Baylor implements new sexual assault prevention campaign

Schedule of events for the Do something! campaign at Baylor University.
Schedule of events for the Do something! campaign at Baylor University.

By Rebecca Jung
Reporter

College women are four to five times more likely to be raped while in college than at any other time in their life. What is Baylor doing to combat this? The Do Something! Campaign.

The Do Something! Campaign is a sexual assault prevention campaign that will be hosted the week after Labor Day for Freshman girls. The campaign is sponsored by the Sexual Assault Advisory Board.

“I believe that if the Baylor community is empowered with the right information we can all act together to stop sexual assault in the student body,” said Dr. Cheryl Wooten, staff psychologist at the Baylor Counseling Center. “There is a predictable pattern for the majority of the assaults we see on campus.”

Research compiled by the Baylor Counseling Center indicates that 28 to 33 percent of female freshman students will experience sexual assault within their first academic year of college. Wooten said this is why the program is being launched within the dorms at Baylor.

“Assaults tend to happen on campuses where there are stereotypical gender roles,” Wooten said. “If they are strictly defined where men have more power in relationships, there will be an increase in number of sexual assaults.”

North Russell Residence Hall was the first dorm to host the new program.

“The meeting was relaxed we did anonymous questions,” Bronx, New York junior Amanda Plummer, a North Russell Community Leader said. “I guess a lot of girls don’t know as much as we think that they do. I wish this program had been here when I was a freshman.”

During training to be Community Leader, scenarios are presented with this topic in mind.

“As CL’s we are well equipped to deal with it,” Plummer said.

Sexual assault prevention training is not only vital for staff and community leaders, but students as well whether assaults are occurring frequently on the campus or not.

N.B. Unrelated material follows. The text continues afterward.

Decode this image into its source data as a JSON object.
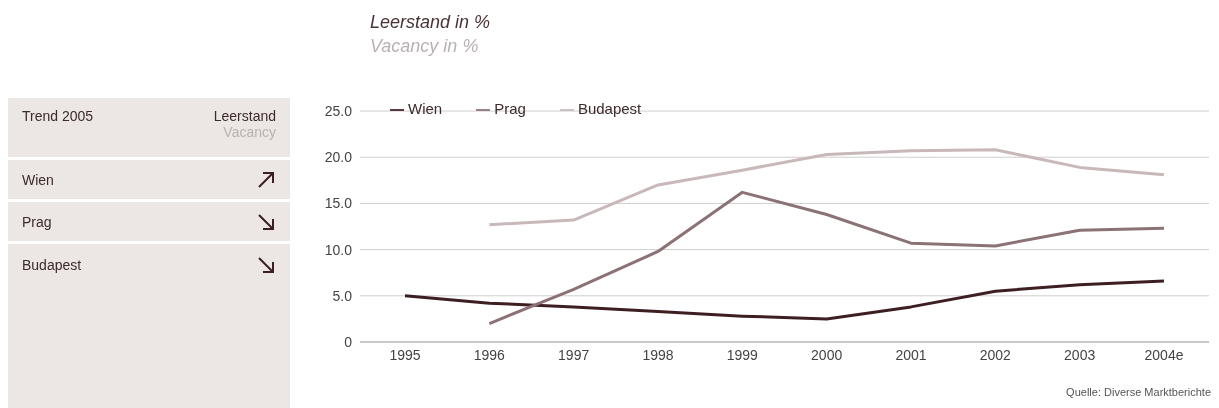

“These programs are critical,” Megan Erhardt, RAINN Spokesperson, said. “Risks have to be discussed and students have to be made aware of the resources available to them. College students are at the highest risk and it’s often someone they know.”

Wooten said there have been cases on campus where females have been drugged and then assaulted, some women think that just by bringing their own refreshments to parties that they are safe, but all it takes is a second for someone to turn their head to talk to someone to leave them vulnerable. Exact records of numbers of sexual assaults with alcohol on Baylor’s campus are unavailable.

“I think as a community if we all agree to be watching, could we catch some of these guys? I think so,” said Wooten.

By law a woman cannot consent to sex if she is intoxicated. This is because those who are intoxicated are not considered able to offer consent.

According to Rainn.org, “Alcohol remains the most commonly used chemical in crimes of sexual assault, but there are also substances being used by perpetrators including: Rohypnol, GHB, GBL, etc.”

The Rape And Incest National Network, deals with victims of sexual violence as well as works for better legislation of sexual offenses.

“As law enforcement cracks down on date rape drugs there has been a rise on the use of prescription drugs in rapes,” Erhardt said.

The program was designed to help prevent students from being assaulted, but the counseling center has options for victims. “There’s a whole committee of us that want to help. I don’t want anyone that’s been assaulted to have to go through that on their own,” Wooten said.

The Baylor Counseling Center has a group therapy session starting in the end of September geared specifically for victims of sexual violence. There is no cost for this group.

“The do something campaign is built around the desire to empower students and because of the knowledge that the counseling center has compiled we have an idea of what actions lead to a possibility of sexual assault. With that in mind it’s our duty to crack down on that because we can stop it, and we can do something about it,” Houston Sophomore, Lawren Kinghorn, a sophomore class senator, said.